Ülkemizin gündemi, birkaç yılda bir aynı noktaya geldiği için yazımı, Cumhurbaşkanlığı Hükumet Sistemi referandumu yapılmadan önce yazdığım yazıdan alıntı yaparak bitireceğim.
“Seçmen, 7 Haziran’da yapılan genel seçimde; Başkanlık Sistemi getirmek isteyen Adalet ve Kalkınma Partisine %42, Parlamenter Sistemden yana olan muhalefete de %58 oy vererek o konudaki eğilimini belli etti.
Milliyetçi Hareket Partisi yöneticileri, Başkanlık Sisteminden yana tavır değiştirince referandum sonucu, %50 evet, %50 hayır bandında ve %50 blok oyunu arttırabilen taraf kazacak gibi.
Bana göre; %42 evet, %58 hayır blok oyları, %6 azalır veya artar ve sonuç %48 evet, %52 hayır olur.
Ancak, Cumhurbaşkanlığı Hükumet Sisteminden yana olan liderleri -özellikle de başbakanımızı- daha çok destekleyen geniş bir medya grubu olduğu düşünülünce; evet oylarının, kıl payı fazla gelmesi sürpriz olmaz.”
Bildiğiniz gibi sonuç -öyle veya böyle- Cumhurbaşkanlığı Hükumet Sisteminden yana oldu.
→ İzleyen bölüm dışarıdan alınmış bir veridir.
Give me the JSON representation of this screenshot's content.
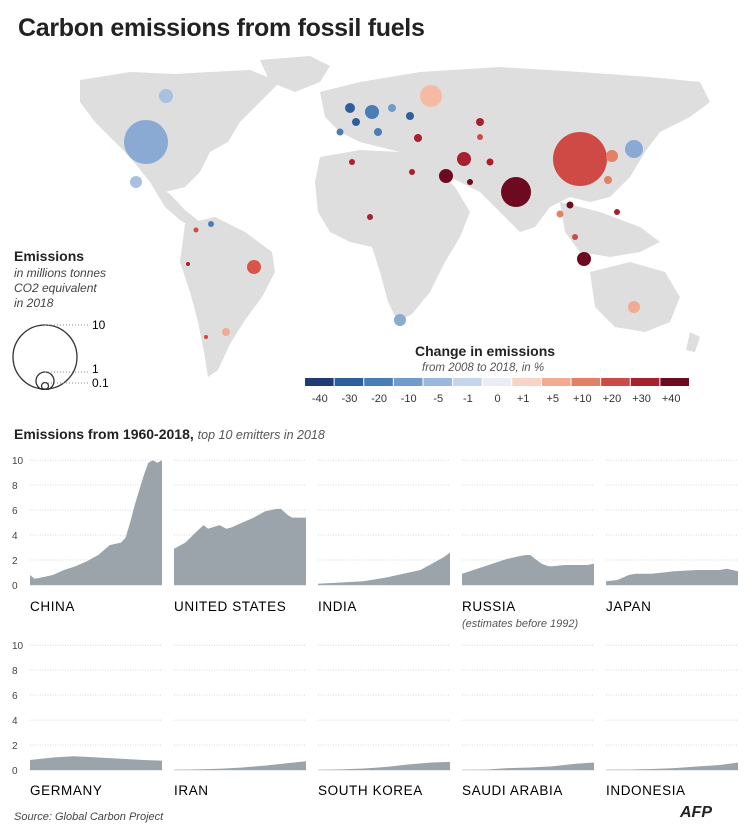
{
  "title": "Carbon emissions from fossil fuels",
  "map_legend": {
    "title": "Emissions",
    "subtitle_lines": [
      "in millions tonnes",
      "CO2 equivalent",
      "in 2018"
    ],
    "sizes": [
      "10",
      "1",
      "0.1"
    ]
  },
  "change_legend": {
    "title": "Change in emissions",
    "subtitle": "from 2008 to 2018, in %",
    "labels": [
      "-40",
      "-30",
      "-20",
      "-10",
      "-5",
      "-1",
      "0",
      "+1",
      "+5",
      "+10",
      "+20",
      "+30",
      "+40"
    ],
    "colors": [
      "#1f3d73",
      "#2f5f9b",
      "#4a7db6",
      "#6f9ccb",
      "#99b8dc",
      "#c4d6ec",
      "#eaeef4",
      "#f8d4c6",
      "#f1ab95",
      "#e47f68",
      "#cf4a44",
      "#a8202d",
      "#6e0a1f"
    ]
  },
  "small_multiples_title_bold": "Emissions from 1960-2018,",
  "small_multiples_title_italic": "top 10 emitters in 2018",
  "y_ticks": [
    "0",
    "2",
    "4",
    "6",
    "8",
    "10"
  ],
  "source": "Source: Global Carbon Project",
  "logo": "AFP",
  "chart_data": {
    "type": "area",
    "xlabel": "",
    "ylabel": "",
    "x_range": [
      1960,
      2018
    ],
    "ylim": [
      0,
      10
    ],
    "color": "#9ba4aa",
    "series": [
      {
        "name": "China",
        "note": "",
        "x": [
          1960,
          1962,
          1965,
          1970,
          1975,
          1980,
          1985,
          1990,
          1995,
          2000,
          2002,
          2004,
          2006,
          2008,
          2010,
          2012,
          2014,
          2016,
          2018
        ],
        "y": [
          0.8,
          0.5,
          0.6,
          0.8,
          1.2,
          1.5,
          1.9,
          2.4,
          3.2,
          3.4,
          3.8,
          5.0,
          6.4,
          7.6,
          8.8,
          9.8,
          10.0,
          9.8,
          10.0
        ]
      },
      {
        "name": "United States",
        "note": "",
        "x": [
          1960,
          1965,
          1970,
          1973,
          1975,
          1980,
          1983,
          1985,
          1990,
          1995,
          2000,
          2005,
          2007,
          2010,
          2012,
          2015,
          2018
        ],
        "y": [
          2.9,
          3.4,
          4.3,
          4.8,
          4.5,
          4.8,
          4.5,
          4.6,
          5.0,
          5.4,
          5.9,
          6.1,
          6.1,
          5.6,
          5.4,
          5.4,
          5.4
        ]
      },
      {
        "name": "India",
        "note": "",
        "x": [
          1960,
          1970,
          1980,
          1990,
          2000,
          2005,
          2010,
          2015,
          2018
        ],
        "y": [
          0.1,
          0.2,
          0.3,
          0.6,
          1.0,
          1.2,
          1.7,
          2.2,
          2.6
        ]
      },
      {
        "name": "Russia",
        "note": "(estimates before 1992)",
        "x": [
          1960,
          1965,
          1970,
          1975,
          1980,
          1985,
          1988,
          1990,
          1992,
          1995,
          1998,
          2000,
          2005,
          2010,
          2015,
          2018
        ],
        "y": [
          0.9,
          1.2,
          1.5,
          1.8,
          2.1,
          2.3,
          2.4,
          2.4,
          2.1,
          1.7,
          1.5,
          1.5,
          1.6,
          1.6,
          1.6,
          1.7
        ]
      },
      {
        "name": "Japan",
        "note": "",
        "x": [
          1960,
          1965,
          1970,
          1973,
          1980,
          1990,
          2000,
          2005,
          2010,
          2013,
          2018
        ],
        "y": [
          0.3,
          0.4,
          0.8,
          0.9,
          0.9,
          1.1,
          1.2,
          1.2,
          1.2,
          1.3,
          1.1
        ]
      },
      {
        "name": "Germany",
        "note": "",
        "x": [
          1960,
          1965,
          1970,
          1979,
          1985,
          1990,
          1995,
          2000,
          2005,
          2010,
          2018
        ],
        "y": [
          0.8,
          0.9,
          1.0,
          1.1,
          1.05,
          1.0,
          0.95,
          0.9,
          0.85,
          0.8,
          0.75
        ]
      },
      {
        "name": "Iran",
        "note": "",
        "x": [
          1960,
          1970,
          1980,
          1990,
          2000,
          2010,
          2018
        ],
        "y": [
          0.02,
          0.05,
          0.1,
          0.2,
          0.35,
          0.55,
          0.7
        ]
      },
      {
        "name": "South Korea",
        "note": "",
        "x": [
          1960,
          1970,
          1980,
          1990,
          2000,
          2010,
          2018
        ],
        "y": [
          0.01,
          0.05,
          0.12,
          0.25,
          0.45,
          0.6,
          0.65
        ]
      },
      {
        "name": "Saudi Arabia",
        "note": "",
        "x": [
          1960,
          1970,
          1980,
          1990,
          2000,
          2010,
          2018
        ],
        "y": [
          0.01,
          0.03,
          0.15,
          0.2,
          0.3,
          0.5,
          0.6
        ]
      },
      {
        "name": "Indonesia",
        "note": "",
        "x": [
          1960,
          1970,
          1980,
          1990,
          2000,
          2010,
          2018
        ],
        "y": [
          0.02,
          0.03,
          0.08,
          0.15,
          0.28,
          0.4,
          0.6
        ]
      }
    ]
  }
}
Günümüze dönecek olursak -neredeyse- tüm kamuoyu yoklaması sonuçlarına göre, yıllar önce dikkat çektiğim gibi -şu anda da, 3 aşağı 5 yukarı- Parlamenter Sistemden yana olanların oy oranı %58, Cumhurbaşkanlığı Hükumet Sisteminden yana olanların oy oranı da %42 civarında ve blok oyunu arttıran taraf kazanacak gibi.
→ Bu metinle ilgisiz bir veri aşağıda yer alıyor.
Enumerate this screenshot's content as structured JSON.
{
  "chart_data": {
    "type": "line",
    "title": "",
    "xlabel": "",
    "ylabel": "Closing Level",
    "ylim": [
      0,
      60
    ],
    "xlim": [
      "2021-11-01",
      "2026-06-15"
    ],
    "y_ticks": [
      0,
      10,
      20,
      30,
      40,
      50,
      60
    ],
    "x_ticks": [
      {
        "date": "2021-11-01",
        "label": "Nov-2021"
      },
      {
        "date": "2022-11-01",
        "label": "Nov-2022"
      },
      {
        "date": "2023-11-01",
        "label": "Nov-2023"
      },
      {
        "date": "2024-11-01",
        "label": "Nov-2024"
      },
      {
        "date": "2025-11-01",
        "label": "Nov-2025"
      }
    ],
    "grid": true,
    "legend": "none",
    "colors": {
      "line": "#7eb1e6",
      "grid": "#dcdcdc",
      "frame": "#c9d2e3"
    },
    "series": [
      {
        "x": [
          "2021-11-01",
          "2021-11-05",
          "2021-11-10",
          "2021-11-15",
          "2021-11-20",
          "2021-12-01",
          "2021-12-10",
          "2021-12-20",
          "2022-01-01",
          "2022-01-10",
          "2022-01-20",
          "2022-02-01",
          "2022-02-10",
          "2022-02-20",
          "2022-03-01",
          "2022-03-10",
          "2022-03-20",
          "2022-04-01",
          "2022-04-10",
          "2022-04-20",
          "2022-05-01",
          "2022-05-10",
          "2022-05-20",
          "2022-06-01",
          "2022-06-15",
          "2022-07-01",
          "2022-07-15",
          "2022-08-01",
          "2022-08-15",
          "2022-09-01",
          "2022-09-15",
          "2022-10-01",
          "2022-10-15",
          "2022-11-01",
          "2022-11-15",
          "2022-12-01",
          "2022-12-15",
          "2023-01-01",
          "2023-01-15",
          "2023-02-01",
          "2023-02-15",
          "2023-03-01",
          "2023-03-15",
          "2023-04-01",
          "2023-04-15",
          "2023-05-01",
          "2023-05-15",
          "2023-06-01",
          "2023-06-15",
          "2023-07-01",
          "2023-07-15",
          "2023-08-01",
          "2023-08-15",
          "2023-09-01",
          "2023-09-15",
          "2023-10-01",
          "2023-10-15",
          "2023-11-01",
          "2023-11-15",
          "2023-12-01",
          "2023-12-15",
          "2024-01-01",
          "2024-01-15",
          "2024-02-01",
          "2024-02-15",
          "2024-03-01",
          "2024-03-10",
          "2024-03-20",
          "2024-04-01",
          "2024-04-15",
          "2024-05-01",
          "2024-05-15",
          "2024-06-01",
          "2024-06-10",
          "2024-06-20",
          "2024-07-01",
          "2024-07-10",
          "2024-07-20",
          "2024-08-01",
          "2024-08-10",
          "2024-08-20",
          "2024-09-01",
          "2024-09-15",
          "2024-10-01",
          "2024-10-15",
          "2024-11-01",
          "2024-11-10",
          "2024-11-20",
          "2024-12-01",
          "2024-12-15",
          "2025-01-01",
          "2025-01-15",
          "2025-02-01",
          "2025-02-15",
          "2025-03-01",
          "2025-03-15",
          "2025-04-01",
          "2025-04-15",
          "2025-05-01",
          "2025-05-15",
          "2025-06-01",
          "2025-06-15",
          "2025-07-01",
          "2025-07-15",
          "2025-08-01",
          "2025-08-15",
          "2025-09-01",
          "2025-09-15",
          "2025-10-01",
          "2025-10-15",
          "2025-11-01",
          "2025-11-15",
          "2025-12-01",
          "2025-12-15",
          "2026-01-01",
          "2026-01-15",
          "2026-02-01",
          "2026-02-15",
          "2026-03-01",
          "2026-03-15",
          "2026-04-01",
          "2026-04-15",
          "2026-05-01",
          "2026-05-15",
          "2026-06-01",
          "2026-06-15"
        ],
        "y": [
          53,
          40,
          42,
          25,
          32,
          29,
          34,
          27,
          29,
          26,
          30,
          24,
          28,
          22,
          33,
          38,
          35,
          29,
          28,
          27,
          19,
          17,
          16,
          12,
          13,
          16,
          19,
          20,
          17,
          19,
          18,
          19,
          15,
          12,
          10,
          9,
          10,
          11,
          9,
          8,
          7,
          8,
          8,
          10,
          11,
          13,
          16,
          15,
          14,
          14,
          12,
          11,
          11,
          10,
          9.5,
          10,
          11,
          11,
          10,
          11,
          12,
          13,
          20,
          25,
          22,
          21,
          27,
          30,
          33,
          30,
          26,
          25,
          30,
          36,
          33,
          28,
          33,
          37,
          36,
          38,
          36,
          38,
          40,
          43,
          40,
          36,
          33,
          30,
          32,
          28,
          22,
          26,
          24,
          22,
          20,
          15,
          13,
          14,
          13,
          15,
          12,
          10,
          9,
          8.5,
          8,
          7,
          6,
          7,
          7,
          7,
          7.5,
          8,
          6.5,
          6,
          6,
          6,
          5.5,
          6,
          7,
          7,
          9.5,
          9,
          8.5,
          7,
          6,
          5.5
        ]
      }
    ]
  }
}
Yıllar önce, İstanbul Belediyesi başkanlığı seçimine giderken; tüm kamuoyu anketlerinde Sayın Bedrettin Dalan açık ara öndeyken seçimi, Sayın Nurettin Sözen’in kazandığı düşünülünce “Her seçimin sonucu sürprize gebedir” diyebiliriz.
Zaman zaman %25-30 olan kararsız seçmenin, son anda ne yapacağını bilemeyiz çünkü.
O nedenle; herkes hesabını, ona göre yapsın.